Red Hat today moved to reduce the complexity of building and deploying artificial intelligence (AI) applications by updating a platform that combines an inference server with an application development and deployment framework based on Kubernetes and a distribution of Linux optimized for these types of applications.
The Red Hat AI 3 platform is based on Red Hat AI Inference Server, Red Hat Enterprise Linux AI (RHEL AI) and Red Hat OpenShift AI in a way that promises to make it simpler for IT teams to mix and match AI accelerators and large language models (LLMs) as they best see fit.
At the core of that effort is llm-d, an open source originally developed at the Sky Computing Lab hosted by the University of California at Berkeley. Red Hat, with the release of the third version of the Red Hat AI platform, is now generally making available a set of llm-d containers that can be deployed on a Red Hat OpenShift AI platform based on Kubernetes. Dubbed the vLLM Inference Server, that offering is based on a platform that Red Hat gained with its acquisition of Neural Magic, which makes it possible to distribute AI workloads running large language models (LLMs) across multiple Kubernetes clusters. That approach, in effect, provides IT organizations with an alternative to CUDA, the framework developed by NVIDIA for deploying AI applications on its processors.

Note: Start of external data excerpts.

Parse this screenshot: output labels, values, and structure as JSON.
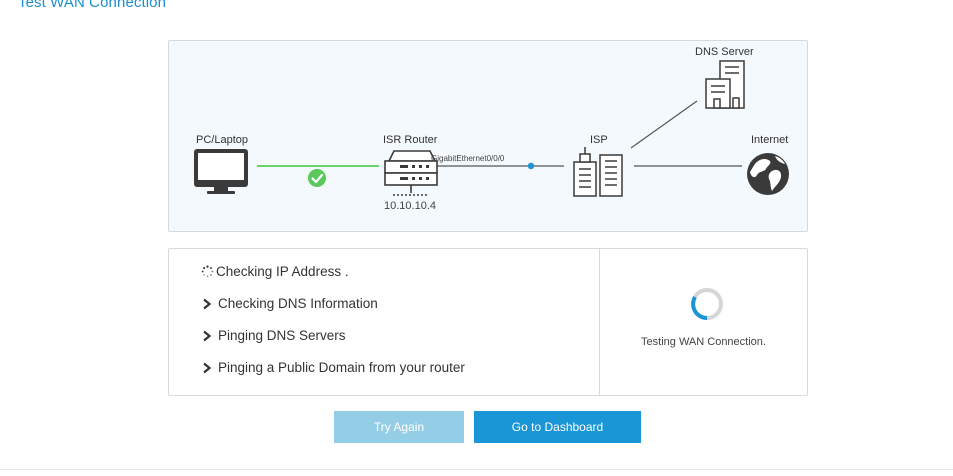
{
  "page": {
    "title": "Test WAN Connection"
  },
  "topology": {
    "pc_label": "PC/Laptop",
    "router_label": "ISR Router",
    "router_ip": "10.10.10.4",
    "interface_label": "GigabitEthernet0/0/0",
    "isp_label": "ISP",
    "dns_label": "DNS Server",
    "internet_label": "Internet",
    "pc_link_status": "connected"
  },
  "steps": [
    {
      "label": "Checking IP Address .",
      "state": "in-progress"
    },
    {
      "label": "Checking DNS Information",
      "state": "pending"
    },
    {
      "label": "Pinging DNS Servers",
      "state": "pending"
    },
    {
      "label": "Pinging a Public Domain from your router",
      "state": "pending"
    }
  ],
  "status": {
    "text": "Testing WAN Connection.",
    "spinner": "loading-spinner-icon"
  },
  "buttons": {
    "try_again": "Try Again",
    "go_dashboard": "Go to Dashboard"
  },
  "colors": {
    "accent": "#1a95d6",
    "accent_disabled": "#94cde6",
    "link_ok": "#6ad36a",
    "check_ok": "#5cc85c",
    "icon_dark": "#3a3a3a",
    "panel_bg": "#f3f9fd"
  }
}
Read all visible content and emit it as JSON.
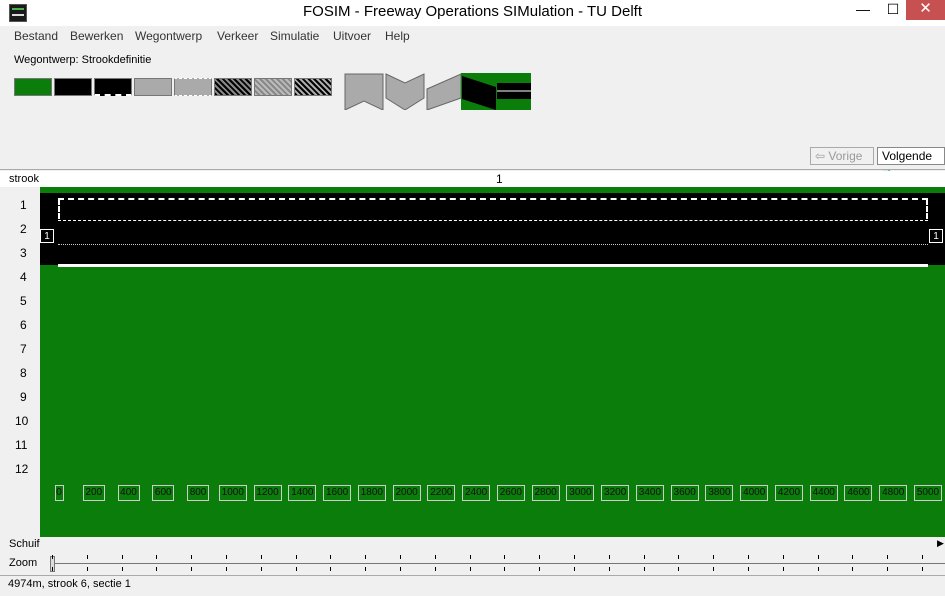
{
  "window": {
    "title": "FOSIM - Freeway Operations SIMulation - TU Delft",
    "min_glyph": "—",
    "max_glyph": "☐",
    "close_glyph": "✕"
  },
  "menu": [
    "Bestand",
    "Bewerken",
    "Wegontwerp",
    "Verkeer",
    "Simulatie",
    "Uitvoer",
    "Help"
  ],
  "toolbar": {
    "stage_label": "Wegontwerp: Strookdefinitie",
    "prev_label": "Vorige",
    "next_label": "Volgende"
  },
  "grid": {
    "strook_header": "strook",
    "section_number": "1",
    "lane_numbers": [
      "1",
      "2",
      "3",
      "4",
      "5",
      "6",
      "7",
      "8",
      "9",
      "10",
      "11",
      "12"
    ],
    "flow_in": "1",
    "flow_out": "1",
    "distance_labels": [
      "0",
      "200",
      "400",
      "600",
      "800",
      "1000",
      "1200",
      "1400",
      "1600",
      "1800",
      "2000",
      "2200",
      "2400",
      "2600",
      "2800",
      "3000",
      "3200",
      "3400",
      "3600",
      "3800",
      "4000",
      "4200",
      "4400",
      "4600",
      "4800",
      "5000"
    ]
  },
  "bottom": {
    "schuif_label": "Schuif",
    "zoom_label": "Zoom"
  },
  "status": "4974m, strook  6, sectie 1",
  "colors": {
    "grass": "#0a7d0a",
    "asphalt": "#000000",
    "close_button": "#c75050"
  }
}
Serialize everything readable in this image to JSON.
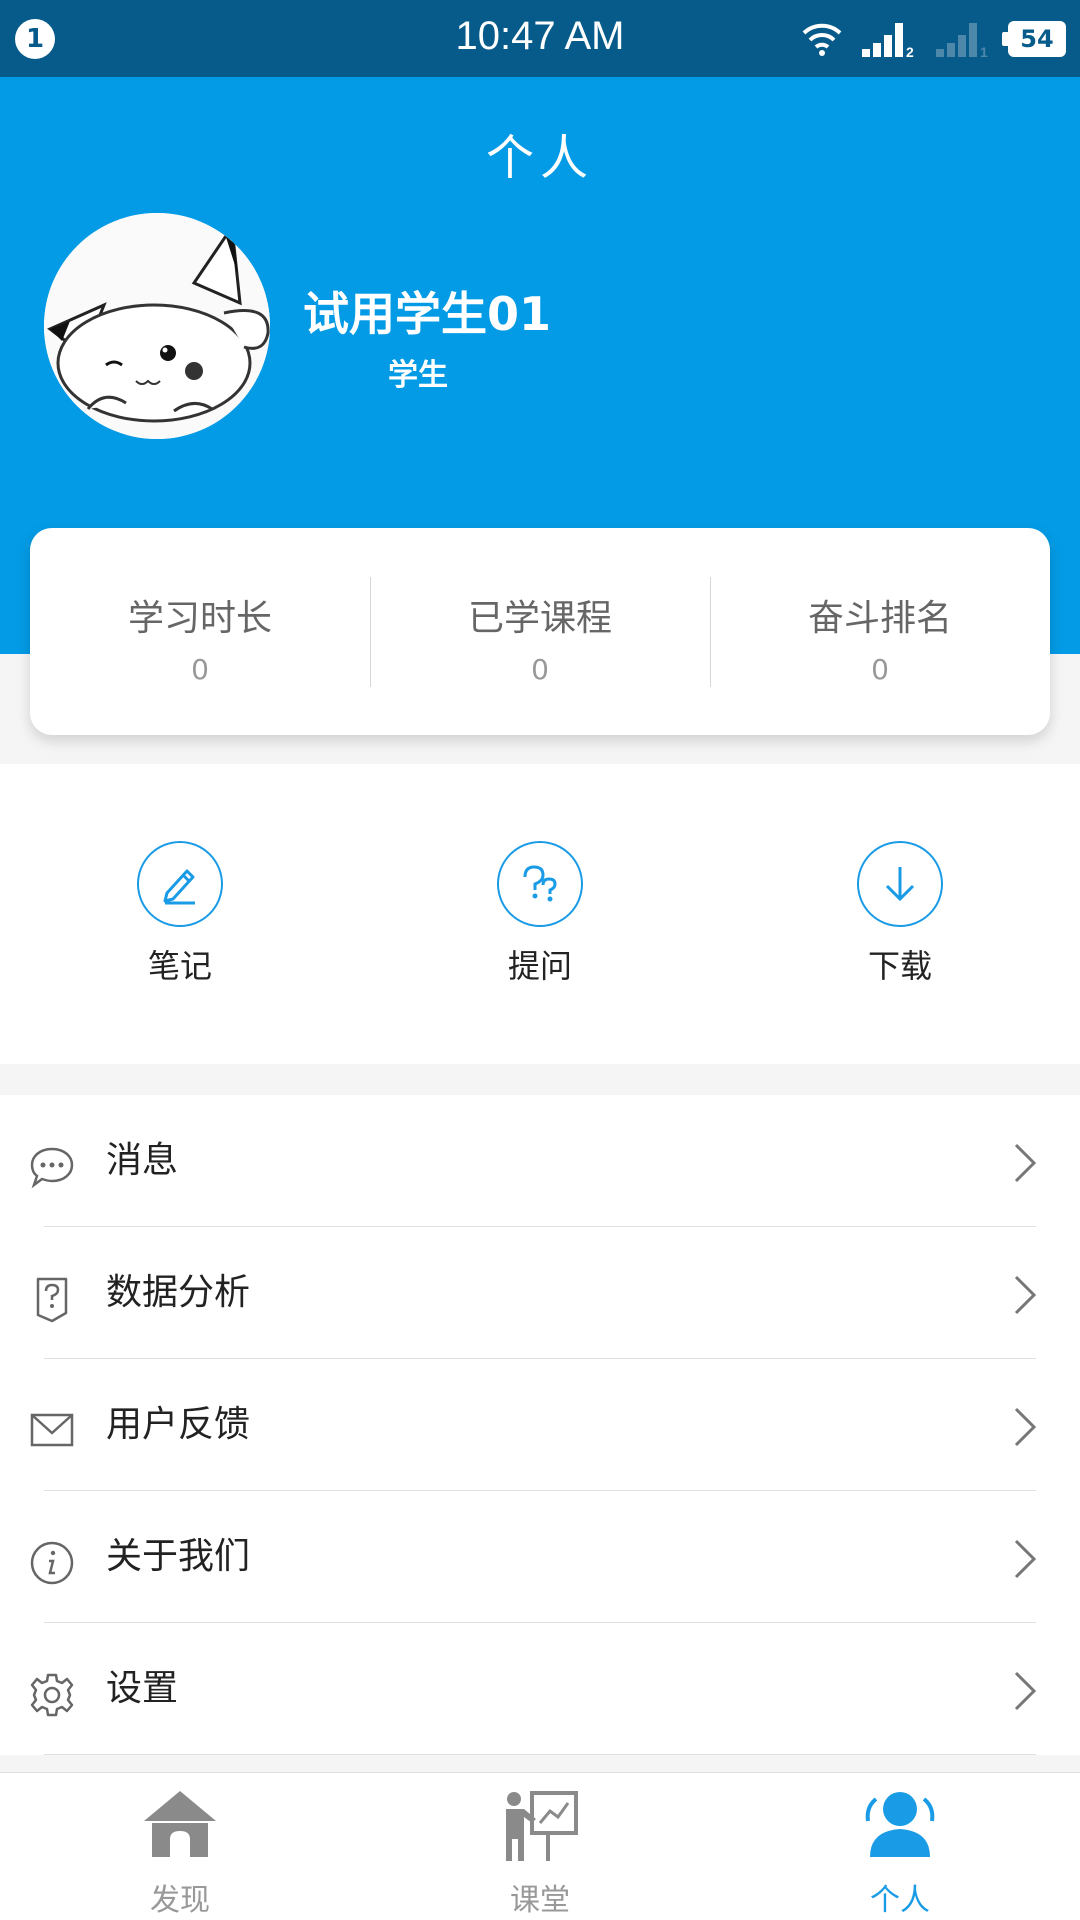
{
  "status_bar": {
    "notification_count": "1",
    "time": "10:47 AM",
    "battery": "54",
    "icons": [
      "wifi-icon",
      "signal-sim2-icon",
      "signal-sim1-icon",
      "battery-icon"
    ]
  },
  "header": {
    "title": "个人",
    "user_name": "试用学生01",
    "user_role": "学生"
  },
  "stats": [
    {
      "label": "学习时长",
      "value": "0"
    },
    {
      "label": "已学课程",
      "value": "0"
    },
    {
      "label": "奋斗排名",
      "value": "0"
    }
  ],
  "quick_actions": [
    {
      "label": "笔记",
      "icon": "pencil-icon"
    },
    {
      "label": "提问",
      "icon": "question-icon"
    },
    {
      "label": "下载",
      "icon": "download-icon"
    }
  ],
  "menu": [
    {
      "label": "消息",
      "icon": "chat-bubble-icon"
    },
    {
      "label": "数据分析",
      "icon": "document-question-icon"
    },
    {
      "label": "用户反馈",
      "icon": "envelope-icon"
    },
    {
      "label": "关于我们",
      "icon": "info-icon"
    },
    {
      "label": "设置",
      "icon": "gear-icon"
    }
  ],
  "bottom_nav": [
    {
      "label": "发现",
      "icon": "home-icon",
      "active": false
    },
    {
      "label": "课堂",
      "icon": "classroom-icon",
      "active": false
    },
    {
      "label": "个人",
      "icon": "person-icon",
      "active": true
    }
  ],
  "colors": {
    "status_bar": "#075b8a",
    "primary": "#039be5",
    "accent": "#1a9be6"
  }
}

The platform is designed to make it simpler to acquire the AI tools and the underlying instances of Kubernetes and operating systems needed to create an integrated platform that is simpler for IT teams to manage, says Joe Fernandes, vice president and general manager for the AI business unit at Red Hat. “Our focus is on providing an enterprise-grade platform to build, deploy and manage AI models training and agentic applications across a hybrid cloud environment,” he adds.
The overall goal is to create a model-as-a-service (MaaS) environment using an AI gateway that has been integrated into a Kubernetes cluster to make it simpler to scale compute resources up and down as needed, says Fernandes.

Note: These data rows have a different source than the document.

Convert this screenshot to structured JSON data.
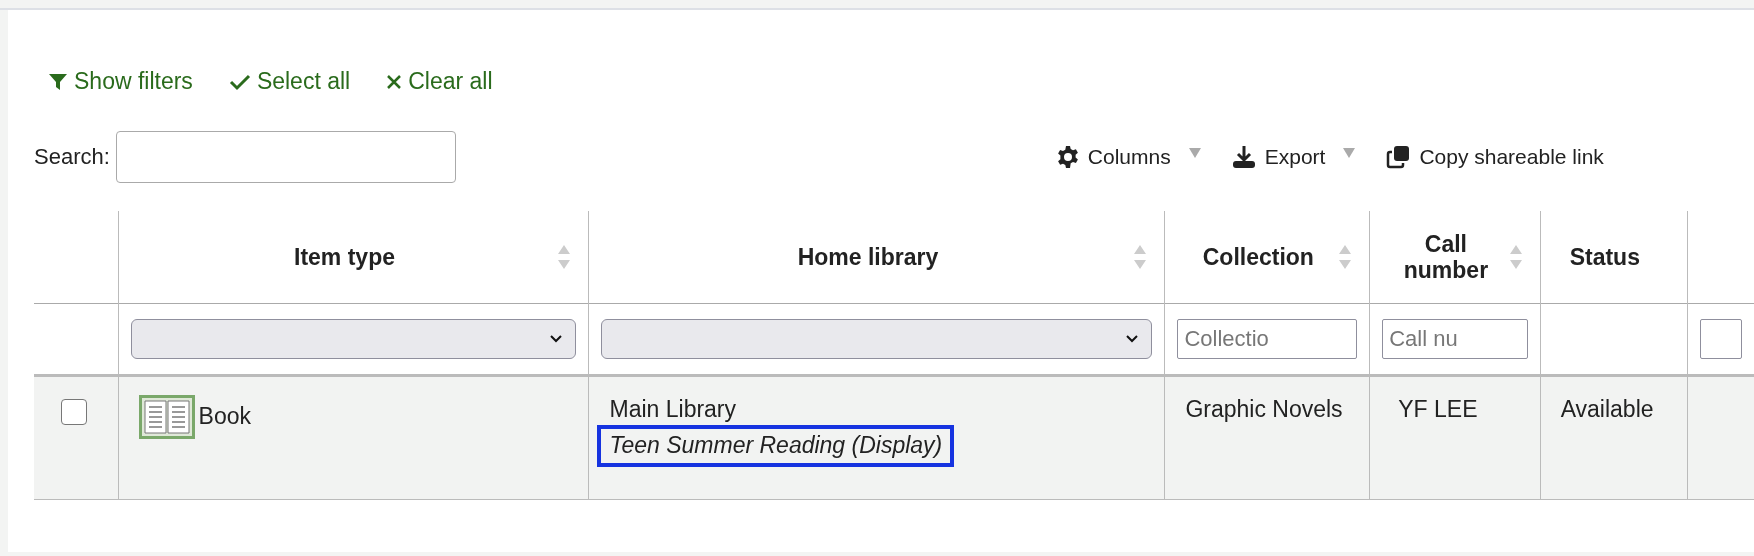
{
  "toolbar": [
    {
      "kind": "filter",
      "label": "Show filters"
    },
    {
      "kind": "check",
      "label": "Select all"
    },
    {
      "kind": "cross",
      "label": "Clear all"
    }
  ],
  "search": {
    "label": "Search:"
  },
  "buttons": [
    {
      "kind": "gear",
      "label": "Columns",
      "dropdown": true
    },
    {
      "kind": "download",
      "label": "Export",
      "dropdown": true
    },
    {
      "kind": "copy",
      "label": "Copy shareable link",
      "dropdown": false
    }
  ],
  "table": {
    "columns": [
      {
        "label": "Item type",
        "sortable": true
      },
      {
        "label": "Home library",
        "sortable": true
      },
      {
        "label": "Collection",
        "sortable": true
      },
      {
        "label": "Call number",
        "sortable": true
      },
      {
        "label": "Status",
        "sortable": false
      }
    ],
    "filters": [
      {
        "kind": "select"
      },
      {
        "kind": "select"
      },
      {
        "kind": "text",
        "placeholder": "Collectio"
      },
      {
        "kind": "text",
        "placeholder": "Call nu"
      },
      {
        "kind": "none"
      }
    ],
    "rows": [
      {
        "checked": false,
        "item_type": "Book",
        "home_library": "Main Library",
        "location": "Teen Summer Reading (Display)",
        "location_outlined": true,
        "collection": "Graphic Novels",
        "call_number": "YF LEE",
        "status": "Available"
      }
    ]
  }
}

Red Hat AI 3 also provides access to an AI hub that provides access to a curated catalog of foundational AI models and extensions, including open source models such as gpt-oss from OpenAI, DeepSeek-R1, and specialized models such as Whisper for speech-to-text and Voxtral Mini for voice-enabled agents. It also includes a registry to manage the lifecycle of models, a deployment environment to configure and monitor all AI assets running on OpenShift AI and support for the Model Context Protocol (MCP) server developed by Anthropic. Red Hat is also making available a compression tool to run AI models more efficiently.
Red Hat is also providing access to Gen AI studio, a tool for prototyping generative AI applications and Llama Stack, a framework for building application programming interfaces (APIs) that are compatible with a de facto standard defined by OpenAI.

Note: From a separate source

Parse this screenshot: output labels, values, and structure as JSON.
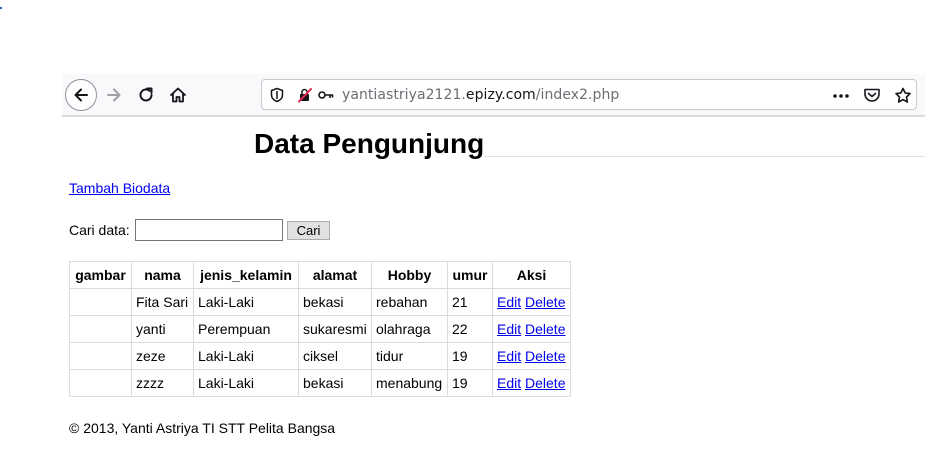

Finally, Red Hat AI 3 includes a modular and extensible InstructLab tool customizing AI models using private data that is based on a set of Python libraries and an open source Docling platform for processing data in a way that streamlines the ingestion of unstructured documents into an AI-readable format.
It’s not clear at what pace IT teams are starting to deploy AI models across distributed computing environments, but as more of these compute-intensive applications are deployed, the need to find ways to more efficiently consume infrastructure resources is going to become a much more pressing issue.